La mano se tensó un poco, pero no respondió.
Anaís estaba convencida de que su hermano había venido a salvarla. Él era quien más se preocupaba por ella en el mundo.
Pero como no podía ver y el lugar estaba lleno de insectos venenosos, empezó a llorar.
-Hermano, la verdad no entiendo. ¿Por qué el mentor es así conmigo? ¿Por qué también contigo? Aquí todo es tan peligroso, ¿por qué viniste?
Él guardó silencio. Solo le dio un poco de comida y su estómago mejoró, y así, de la mano,
empezaron a avanzar poco a poco.
Ese día su hermano estaba especialmente callado, pero ese silencio la hizo sentir segura.
Él era tan fuerte que pudo encargarse de todas las bestias y hasta le preparó carne asada.
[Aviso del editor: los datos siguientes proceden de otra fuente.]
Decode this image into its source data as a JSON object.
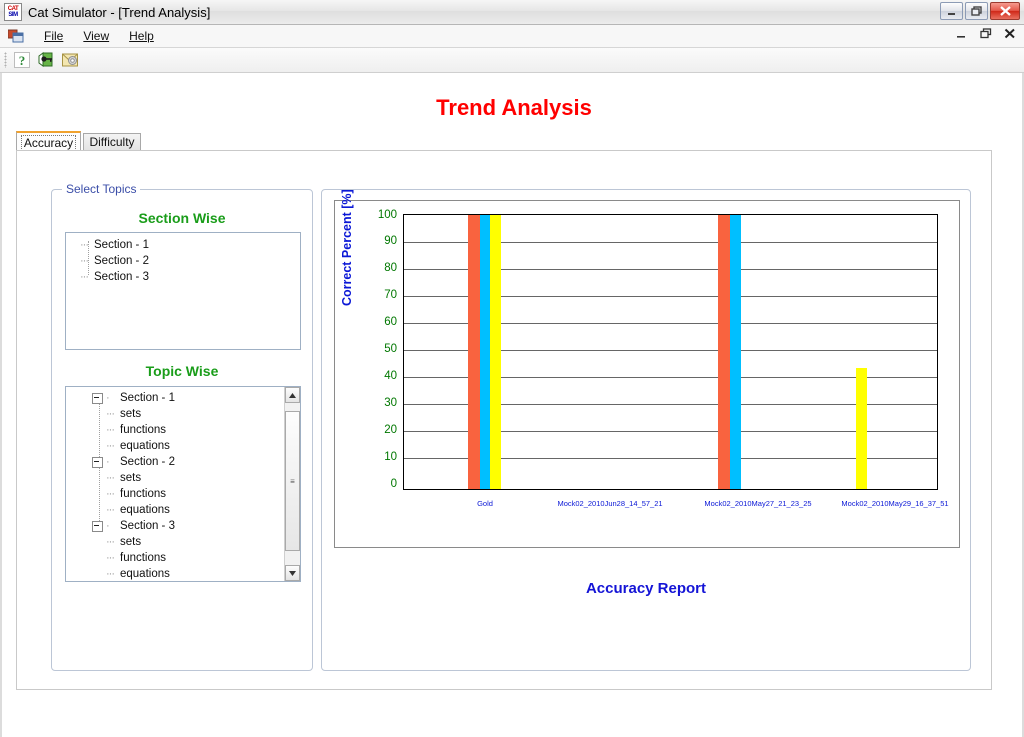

Anaís, conmovida, no pudo evitar soltar más lágrimas y juró en voz alta que algún día se casaría con él.
Él nunca dijo nada, como si le hubieran quitado las palabras.
Nada que ver con el hermano que solía bromear y molestarla cariñosamente.
Así pasaron tres días, siempre llevándola de la mano. En ese tiempo, Anaís seguía envenenada, con la mente nublada, y le empezó a decir cosas dulces: que siempre estaría con él, que cuando salieran de ahí y crecieran, se casarían.
Cosas de infancia, pero hay quien sí lo creyó.